Northern Wilds Magazine
Some considered the Edmund Fitzgerald’s crooked launch an ill omen. | AUTHOR’S COLLECTION
Some considered the Edmund Fitzgerald’s crooked launch an ill omen. | AUTHOR’S COLLECTION
Strange Tales

What caused the sinking of the Edmund Fitzgerald?

Almost 36 years after the Edmund Fitzgerald sank to the bottom of Lake Superior, taking its 29 crew members with her, mystery still surrounds just what happened on Sunday, Nov. 9, 1975 to sink the 729-foot freighter.

The U.S. Coast Guard investigation laid the blame on the crew not properly securing the hatches, but their findings were met with skepticism. After the inquiry, the question remained: What caused the sinking of the Edmund Fitzgerald?

Two internationally known Canadian divers think they may have the answer. So compelling was their case on the TV documentary series “Dive Detectives” that singer/songwriter Gordon Lightfoot revised some of the lyrics of his ballad, “The Wreck of the Edmund Fitzgerald.”

For 17 years, the Fitzgerald was the “Pride of the American Flag,” setting all kinds of tonnage and shipping records. On Nov. 9, 1975, when she sailed out onto Lake Superior from Superior, Wis. with veteran mariner Capt. Ernest McSorley in command, she had already logged a total of 748 voyages and sailed over one million miles. It was her 17th winter of battling the November storms on the Great Lakes. But the storm she would experience in the coming hours would be so intense, so ferocious, that even Capt. McSorley commented it was “one of the worst seas” he had ever seen.

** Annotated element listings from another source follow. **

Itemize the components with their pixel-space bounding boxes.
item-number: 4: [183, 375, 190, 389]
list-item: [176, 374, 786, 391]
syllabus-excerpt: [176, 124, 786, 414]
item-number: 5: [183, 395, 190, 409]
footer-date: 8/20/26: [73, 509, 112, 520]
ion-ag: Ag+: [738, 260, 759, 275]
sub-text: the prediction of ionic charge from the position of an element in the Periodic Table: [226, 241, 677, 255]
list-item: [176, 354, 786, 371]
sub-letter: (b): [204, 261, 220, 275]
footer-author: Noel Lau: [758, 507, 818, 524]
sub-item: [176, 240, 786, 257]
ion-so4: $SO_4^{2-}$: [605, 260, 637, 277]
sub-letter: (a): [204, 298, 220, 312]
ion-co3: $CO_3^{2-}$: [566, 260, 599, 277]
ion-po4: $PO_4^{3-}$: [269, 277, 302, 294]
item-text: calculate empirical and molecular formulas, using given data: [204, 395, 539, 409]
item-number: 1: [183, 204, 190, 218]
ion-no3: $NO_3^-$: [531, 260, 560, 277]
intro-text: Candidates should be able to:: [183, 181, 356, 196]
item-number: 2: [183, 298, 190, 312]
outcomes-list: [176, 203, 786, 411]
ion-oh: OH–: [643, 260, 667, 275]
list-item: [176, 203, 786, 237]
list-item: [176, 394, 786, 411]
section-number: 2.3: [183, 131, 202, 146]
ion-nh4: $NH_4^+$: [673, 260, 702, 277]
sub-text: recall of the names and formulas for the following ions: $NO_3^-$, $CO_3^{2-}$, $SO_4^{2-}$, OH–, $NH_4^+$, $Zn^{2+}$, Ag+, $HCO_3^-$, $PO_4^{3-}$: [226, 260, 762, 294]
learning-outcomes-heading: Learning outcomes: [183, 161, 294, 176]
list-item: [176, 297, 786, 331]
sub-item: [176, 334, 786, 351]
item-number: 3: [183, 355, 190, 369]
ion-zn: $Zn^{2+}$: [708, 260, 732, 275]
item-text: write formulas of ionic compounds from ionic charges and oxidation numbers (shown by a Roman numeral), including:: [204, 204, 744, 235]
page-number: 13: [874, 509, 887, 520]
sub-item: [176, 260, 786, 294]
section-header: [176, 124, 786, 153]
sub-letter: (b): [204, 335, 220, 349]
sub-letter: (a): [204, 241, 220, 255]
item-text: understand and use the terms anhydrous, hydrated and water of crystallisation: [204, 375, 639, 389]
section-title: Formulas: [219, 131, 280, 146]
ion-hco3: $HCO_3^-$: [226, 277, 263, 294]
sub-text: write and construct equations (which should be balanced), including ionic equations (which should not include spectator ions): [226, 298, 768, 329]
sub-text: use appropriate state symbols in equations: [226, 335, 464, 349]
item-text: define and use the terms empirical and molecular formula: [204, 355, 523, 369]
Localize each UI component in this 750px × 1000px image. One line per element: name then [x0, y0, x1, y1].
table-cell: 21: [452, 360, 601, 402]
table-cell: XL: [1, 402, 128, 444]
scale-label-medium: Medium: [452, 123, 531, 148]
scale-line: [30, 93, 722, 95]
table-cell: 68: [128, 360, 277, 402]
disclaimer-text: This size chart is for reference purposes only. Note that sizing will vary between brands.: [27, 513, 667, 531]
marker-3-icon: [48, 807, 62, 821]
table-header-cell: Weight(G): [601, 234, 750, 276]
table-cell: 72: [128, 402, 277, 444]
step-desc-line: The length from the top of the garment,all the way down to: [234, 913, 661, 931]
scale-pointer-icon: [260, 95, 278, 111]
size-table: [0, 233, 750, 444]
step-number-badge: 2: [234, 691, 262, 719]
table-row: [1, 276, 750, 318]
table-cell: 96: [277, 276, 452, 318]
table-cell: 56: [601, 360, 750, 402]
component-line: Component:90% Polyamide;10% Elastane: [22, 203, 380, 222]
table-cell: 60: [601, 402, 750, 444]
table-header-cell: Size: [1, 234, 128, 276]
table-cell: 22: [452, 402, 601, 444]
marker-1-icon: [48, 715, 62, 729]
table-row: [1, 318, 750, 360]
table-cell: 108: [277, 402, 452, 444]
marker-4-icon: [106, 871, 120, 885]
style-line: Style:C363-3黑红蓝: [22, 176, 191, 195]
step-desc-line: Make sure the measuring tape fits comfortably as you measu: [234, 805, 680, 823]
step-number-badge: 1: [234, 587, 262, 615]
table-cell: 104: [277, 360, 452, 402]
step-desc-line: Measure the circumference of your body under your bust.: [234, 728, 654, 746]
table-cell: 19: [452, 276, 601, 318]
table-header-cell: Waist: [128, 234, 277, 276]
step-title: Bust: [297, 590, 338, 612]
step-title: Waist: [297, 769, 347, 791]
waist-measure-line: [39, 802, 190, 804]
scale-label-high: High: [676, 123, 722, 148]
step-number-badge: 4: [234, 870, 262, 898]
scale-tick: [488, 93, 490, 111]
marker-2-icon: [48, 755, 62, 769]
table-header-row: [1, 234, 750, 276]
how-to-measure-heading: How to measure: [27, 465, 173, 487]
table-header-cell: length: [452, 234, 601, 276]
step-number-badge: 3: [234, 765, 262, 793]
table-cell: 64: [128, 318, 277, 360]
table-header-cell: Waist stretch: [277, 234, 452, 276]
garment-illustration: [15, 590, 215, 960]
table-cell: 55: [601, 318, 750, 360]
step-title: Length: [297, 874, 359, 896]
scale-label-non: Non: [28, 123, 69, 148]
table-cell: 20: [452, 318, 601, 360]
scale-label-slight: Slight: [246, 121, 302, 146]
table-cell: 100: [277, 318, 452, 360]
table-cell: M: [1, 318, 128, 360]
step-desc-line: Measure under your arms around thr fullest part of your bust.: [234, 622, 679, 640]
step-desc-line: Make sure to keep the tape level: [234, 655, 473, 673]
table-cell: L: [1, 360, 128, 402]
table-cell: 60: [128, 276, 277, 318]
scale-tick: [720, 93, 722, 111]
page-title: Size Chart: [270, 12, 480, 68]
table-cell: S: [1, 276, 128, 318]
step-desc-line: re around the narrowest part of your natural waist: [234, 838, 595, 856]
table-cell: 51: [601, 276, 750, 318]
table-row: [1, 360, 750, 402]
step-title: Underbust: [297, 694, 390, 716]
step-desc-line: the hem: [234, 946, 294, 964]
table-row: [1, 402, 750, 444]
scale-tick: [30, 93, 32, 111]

By 7 p.m. the next day (Nov. 10), the battered ship had a bad list, had lost both radars and was taking heavy seas. She was about 14 miles from the safe harbour of Whitefish Bay, just a little over 90 minutes of sailing time.

At 7:10 p.m., when asked how they were making out, Capt. McSorley told the Arthur M. Anderson—which was sailing about 10 miles behind her—replied, “We are holding our own.” It was the last time anyone heard from the Fitzgerald. By 7:15 pm, the Edmund Fitzgerald and her crew of 29 had disappeared.

Last year, after leading their own research and investigation into the sinking of the Edmund Fitzgerald, including simulating the actual weather and sea conditions, Canadians Mike Fletcher and his son Warren concluded that a rogue wave delivered the final blow to an already damaged ship. Their findings support what Capt. Jessie “Bernie” Cooper of the Arthur M. Anderson experienced shortly before they lost contact with the Fitzgerald.

Cooper and his First Mate had been watching their radar closely when they felt an unexpected bump. The Anderson lurched. It was then they saw a huge wave pouring green water over their entire vessel.

Fighting the water, the crew got the ship’s bow back up, but then, Cooper recalled, “Another wave just like the first one or bigger hit us again.” The massive waves slammed the Anderson, and then raced toward the wounded Fitzgerald, travelling a mile a minute. If they continued on course, the super waves would have hit the Fitzgerald 10 minutes later. Cooper’s observations seem to support the rogue wave theory of the Fletchers.

So do the results of the U.S. National Oceanic and Atmospheric Administration (NOAA) when a few years ago they recreated the Fitzgerald storm using 21st-century tools. NOAA concluded the storm’s worst marine conditions occurred briefly in a small specific area of Lake Superior—and that location was “coincident with the time and location at which the ship Edmund Fitzgerald was lost.”

In other words, Lake Superior’s perfect storm window was short, but was big enough to swallow the Fitzgerald—an ailing ship in the wrong place at the wrong time.